Following the result of Brexit referendum in June the Bank of England did not hesitate to implement further steps in monetary easing (further in the meaning of additional to already loose conditions after the great financial crisis). The pound, already nose-dipping to multiyear lows, fell further, stemming inflation in prices denominated in pounds.

The spiking inflation got Britain into an interesting situation. While the rest of the world is struggling with zero lower bounds of nominal rates in order to lower the real rate, the British economy has the inflation card, which (given the constant nominal policy rates) can lower real rates and support business investment. However, even with lower real rates, incentives to invest in an economy potentially losing its passport to the world currently biggest free trading bloc are deteriorating. I believe the main driver of business investment will be the conditions of access to the single market and/or the availability of labour, not the rate of interest in the upcoming years.

On the other side though, low real rates and spiking inflation could harm consumption. First of all, as the referendum result ‘came out of the blue’ with financial markets not pricing it, higher inflation erodes real savings, resulting in a higher propensity to save in the long run to make up for the loss in retirement savings for instance. Secondly, higher inflation adversely affects real income. During the recent weeks several other journals, blogs, and articles argued that increasing price levels would hurt real income, hence depressing the engine of growth: consumption.

Even though, it is difficult to argue against the conclusion that higher inflation has a gross negative effect on real income, since the terms of Brexit are still unknown, I think it is a bit premature to make a call on future real income trends. Labour demand depending on business investments, and supply influenced by immigration are just as crucial in determining real wages as inflation rates. Consequently, we are dealing with (gross) negative influence on consumption, and positive on business investment, but the big question mark is still there regarding the eventual terms and conditions of Brexit.

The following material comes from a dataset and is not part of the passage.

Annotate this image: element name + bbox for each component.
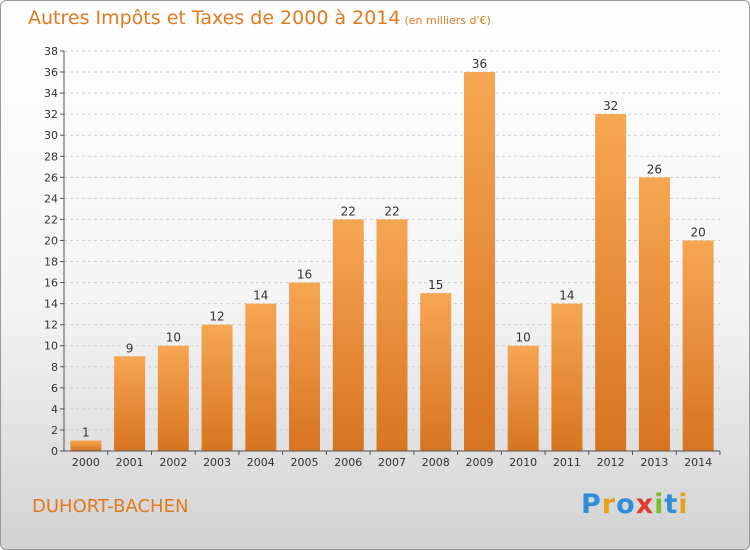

Given that consumption accounts for 60 percent of GDP in Britain (making it one of the least open economies among G7) one should keep a keen eye on real rates and currency movements. Since British people voted for isolation future economic planning should primarily focus on keeping domestic purchasing power high. In today’s business environment, where nominal yields are scarce, a small increase in policy rates could suffice to support the pound, without making credit terms significantly worse. Dealing with such circumstances and uncertainty it is not straightforward whether easing or tightening monetary conditions would benefit the economy on the long run.